Sob outra lógica, o belíssimo texto sobre a autobiografia e a redação de um diário de um prisioneiro na França, em fins do século 19, sugere que, de certa forma, todos, movidos por objetivos individuais, temos a necessidade de arquivar a própria vida, o que pode ser entendido também como fazer confissões. Nunca é uma prática neutra e, muitas vezes, é a única ocasião de se fazer ver tal como o indivíduo se vê e deseja ser visto. Nunca se confessa sua vida de uma vez por todas, o que faz com que o relato esteja sendo refeito incessantemente. O relato da vida ou a confissão deste prisioneiro, no período imediatamente anterior a sua execução, permite apreender a história de sua relação com os papéis que mantém e restituir seu discurso sobre sua prática e as dificuldades que ele encontra. Artières (1997) afirma que, ao contrário do que se pode crer, essa prática provoca um processo notável de subjetivação, e não sujeição, pois o prisioneiro, através da invenção de uma forma profundamente original, constrói para si mesmo uma identidade a partir e em torno de representações que são feitas dele. Arquivando sua vida, ele imagina um discurso híbrido que resiste à interpretação, sendo isso um dispositivo de resistência.

Este relato abre mais uma perspectiva sobre a autoconfissão dos participantes em processos de JR. Confessar, comunicar sobre passagens de sua própria vida, interpretá- las, silenciar sobre outras, pode ser entendida como um processo de construção da própria identidade, em diálogo com representações heterônomas, num clima e contexto favorável ou adverso, e muitas vezes um e outro. A autoconfissão pode ser uma forma de autogoverno, de controle sobre si mesmo, podendo ser sujeição assim como subjetivação, no sentido de apropriação autônoma, decisão de dizer ou não e assim resistir.
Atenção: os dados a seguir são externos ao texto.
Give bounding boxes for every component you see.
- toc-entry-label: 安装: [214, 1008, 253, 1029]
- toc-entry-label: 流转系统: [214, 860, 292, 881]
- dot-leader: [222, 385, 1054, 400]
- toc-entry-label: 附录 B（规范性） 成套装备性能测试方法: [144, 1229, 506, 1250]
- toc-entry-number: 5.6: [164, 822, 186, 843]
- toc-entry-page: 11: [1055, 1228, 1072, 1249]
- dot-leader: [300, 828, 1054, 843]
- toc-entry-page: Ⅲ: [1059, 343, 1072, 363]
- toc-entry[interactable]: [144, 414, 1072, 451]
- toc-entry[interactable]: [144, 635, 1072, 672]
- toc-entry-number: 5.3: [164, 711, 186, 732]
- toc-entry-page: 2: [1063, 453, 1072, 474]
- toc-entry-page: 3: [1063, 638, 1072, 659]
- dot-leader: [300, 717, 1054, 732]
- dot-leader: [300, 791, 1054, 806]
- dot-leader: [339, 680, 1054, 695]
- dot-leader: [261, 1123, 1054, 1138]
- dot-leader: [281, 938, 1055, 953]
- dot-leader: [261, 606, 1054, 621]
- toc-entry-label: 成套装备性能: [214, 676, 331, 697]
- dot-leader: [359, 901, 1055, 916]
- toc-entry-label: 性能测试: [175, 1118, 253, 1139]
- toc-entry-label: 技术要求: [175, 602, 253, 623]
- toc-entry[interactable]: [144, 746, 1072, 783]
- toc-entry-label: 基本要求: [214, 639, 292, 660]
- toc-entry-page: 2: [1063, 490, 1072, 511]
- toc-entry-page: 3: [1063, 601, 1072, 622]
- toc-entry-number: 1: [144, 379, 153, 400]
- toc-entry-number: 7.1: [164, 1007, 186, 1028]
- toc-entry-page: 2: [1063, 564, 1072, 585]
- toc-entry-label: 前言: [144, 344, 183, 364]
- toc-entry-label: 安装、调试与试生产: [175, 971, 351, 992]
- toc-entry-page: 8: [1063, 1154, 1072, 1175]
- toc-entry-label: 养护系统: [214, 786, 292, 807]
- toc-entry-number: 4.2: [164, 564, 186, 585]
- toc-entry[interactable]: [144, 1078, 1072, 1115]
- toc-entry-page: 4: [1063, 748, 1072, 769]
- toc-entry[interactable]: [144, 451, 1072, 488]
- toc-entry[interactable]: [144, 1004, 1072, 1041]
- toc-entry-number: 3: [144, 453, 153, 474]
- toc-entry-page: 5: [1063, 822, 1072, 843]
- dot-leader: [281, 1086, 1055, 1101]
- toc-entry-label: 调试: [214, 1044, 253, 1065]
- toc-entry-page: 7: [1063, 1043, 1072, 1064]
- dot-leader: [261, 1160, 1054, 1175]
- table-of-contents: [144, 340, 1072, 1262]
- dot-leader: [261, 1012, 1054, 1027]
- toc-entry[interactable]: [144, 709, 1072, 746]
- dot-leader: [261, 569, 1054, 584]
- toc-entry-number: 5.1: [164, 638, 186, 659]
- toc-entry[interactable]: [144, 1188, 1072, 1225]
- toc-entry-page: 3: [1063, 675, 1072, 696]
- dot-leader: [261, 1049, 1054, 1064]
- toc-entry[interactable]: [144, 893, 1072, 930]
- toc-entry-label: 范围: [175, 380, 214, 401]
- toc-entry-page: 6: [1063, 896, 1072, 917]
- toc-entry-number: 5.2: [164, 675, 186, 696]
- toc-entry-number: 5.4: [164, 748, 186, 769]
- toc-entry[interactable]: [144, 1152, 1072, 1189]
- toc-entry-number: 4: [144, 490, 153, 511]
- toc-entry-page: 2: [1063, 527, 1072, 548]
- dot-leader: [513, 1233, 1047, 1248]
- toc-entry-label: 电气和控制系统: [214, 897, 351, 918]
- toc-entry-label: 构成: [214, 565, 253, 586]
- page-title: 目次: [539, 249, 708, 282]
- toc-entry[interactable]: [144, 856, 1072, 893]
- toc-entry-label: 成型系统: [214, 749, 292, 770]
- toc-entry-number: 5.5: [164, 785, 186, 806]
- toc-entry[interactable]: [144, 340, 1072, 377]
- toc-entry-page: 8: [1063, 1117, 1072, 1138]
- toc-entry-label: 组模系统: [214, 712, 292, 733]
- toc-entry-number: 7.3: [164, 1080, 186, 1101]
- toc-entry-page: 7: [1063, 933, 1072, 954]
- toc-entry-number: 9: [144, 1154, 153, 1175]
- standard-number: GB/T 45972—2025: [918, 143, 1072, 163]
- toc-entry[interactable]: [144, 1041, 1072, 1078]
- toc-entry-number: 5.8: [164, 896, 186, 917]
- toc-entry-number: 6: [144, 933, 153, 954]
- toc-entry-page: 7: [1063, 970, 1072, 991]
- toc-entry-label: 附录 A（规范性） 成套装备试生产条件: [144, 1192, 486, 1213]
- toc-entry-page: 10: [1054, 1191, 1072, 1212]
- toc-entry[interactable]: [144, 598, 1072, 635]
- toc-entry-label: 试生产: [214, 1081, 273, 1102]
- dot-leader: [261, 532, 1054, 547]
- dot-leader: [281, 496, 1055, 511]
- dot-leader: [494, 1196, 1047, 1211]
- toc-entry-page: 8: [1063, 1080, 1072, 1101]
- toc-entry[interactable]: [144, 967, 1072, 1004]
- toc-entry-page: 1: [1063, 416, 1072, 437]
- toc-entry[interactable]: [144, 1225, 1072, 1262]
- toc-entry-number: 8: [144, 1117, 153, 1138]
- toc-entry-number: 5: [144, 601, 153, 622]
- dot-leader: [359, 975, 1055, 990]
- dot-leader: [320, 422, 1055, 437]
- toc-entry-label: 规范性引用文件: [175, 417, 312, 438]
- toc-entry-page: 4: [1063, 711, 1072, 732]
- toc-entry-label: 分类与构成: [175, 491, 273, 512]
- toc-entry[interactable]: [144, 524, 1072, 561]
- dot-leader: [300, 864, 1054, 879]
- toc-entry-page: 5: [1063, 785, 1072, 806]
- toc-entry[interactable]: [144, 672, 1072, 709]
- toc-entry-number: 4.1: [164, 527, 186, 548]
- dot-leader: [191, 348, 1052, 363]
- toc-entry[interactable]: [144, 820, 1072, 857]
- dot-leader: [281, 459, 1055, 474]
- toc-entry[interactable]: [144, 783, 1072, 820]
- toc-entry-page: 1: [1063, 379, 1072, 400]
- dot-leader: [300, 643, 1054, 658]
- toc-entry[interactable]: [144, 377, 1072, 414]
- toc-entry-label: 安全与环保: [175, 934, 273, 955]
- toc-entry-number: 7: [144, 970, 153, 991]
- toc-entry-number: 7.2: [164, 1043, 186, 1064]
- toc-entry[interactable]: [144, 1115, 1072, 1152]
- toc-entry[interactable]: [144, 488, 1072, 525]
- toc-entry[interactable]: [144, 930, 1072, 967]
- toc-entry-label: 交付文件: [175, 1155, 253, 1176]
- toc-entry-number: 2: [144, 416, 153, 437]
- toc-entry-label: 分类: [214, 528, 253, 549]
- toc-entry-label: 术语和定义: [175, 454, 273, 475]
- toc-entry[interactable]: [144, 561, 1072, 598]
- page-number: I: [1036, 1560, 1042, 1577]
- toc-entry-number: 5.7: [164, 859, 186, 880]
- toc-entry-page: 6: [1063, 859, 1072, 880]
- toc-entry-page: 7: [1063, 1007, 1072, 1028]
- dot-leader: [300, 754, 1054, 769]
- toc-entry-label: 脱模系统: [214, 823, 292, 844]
Assim, a verdade sempre incompleta, ambígua e híbrida, construída através do exercício de comunicação intra e inter-humana, se completa e continua incompleta, através do exercício de junção de partes.

O facilitador pode ser visto em uma posição de panótico, observando e coletando as informações necessárias, constituinte do poder normatizador que convida ou até obriga vítima e ofensor a falar e a ouvir, a construir um consenso através da técnica reflexiva (BAUER, 1997). Também a obrigação de falar e de ouvir, imposição externa, pode ser vista como uma forma de violência; por outro lado, pode ser condição para abrir o canteiro da construção daquele consenso mínimo ou, ainda, pode ser a oportunidade de construção de sua identidade e do discurso sobre si; pode permitir que agressor e vítima construam suas identidades.

A questão da verdade é uma questão sobre o campo de luta contemporânea, em torno das verdades, verdades jurídicas, formas de punir, afirmações sobre o crime e o criminoso. Há lutas, há debates, há tentativas de colocar essas questões em um campo de liberdade e emancipação; há tensão, pois sempre há liberdade e sujeição, poder e resistência. Existe esta tensão eterna sem necessariamente haver vencedores e vencidos. Sempre há relações de poder e produção de subjetividades. Na mesa de negociação da JR, os lados distintos, os desentendimentos e as interpretações ao redor desta luta são chamados a mostrar-se, a entrar na disputa daquilo que é possível tolerar, restaurar, ignorar.

Na conjuntura particular dos envolvidos, que tipo de verdade pode ser consensuada a partir dos diferentes lugares que cada indivíduo ocupa, a partir dos discursos que produzem efeitos (de verdade) e são contestados, reinventados e novamente ocultados?

Refletir sobre construção da verdade levanta muitas possibilidades e muitas tensões próprias desta tarefa. Entendendo que a verdade é relação sempre tensa, neste momento, não me resta outra coisa a fazer do que deixar estas reflexões justapostas e tensionadas entre si, ciente de que sempre haverá luta e conflito entre verdades. Creio que esta tensão e luta fica mais exposta nos procedimentos da JR, por não haver um julgamento de um lugar absoluto – a lei incorporada no juiz –, mas por permitir a relação entre humanos iguais, sendo, portanto, um desafio imenso a ser administrado.

E por fim, existe a necessidade de compreender que a verdade, quem sabe, quando cai do céu sobre a terra, se rompe em cem pedaços, um pedacinho à disposição de cada

um. Esta afirmação poética de Panikkar (2007) convida a entrar em diálogo, a partir do pedacinho de verdade que é meu, com os pedacinhos alheios.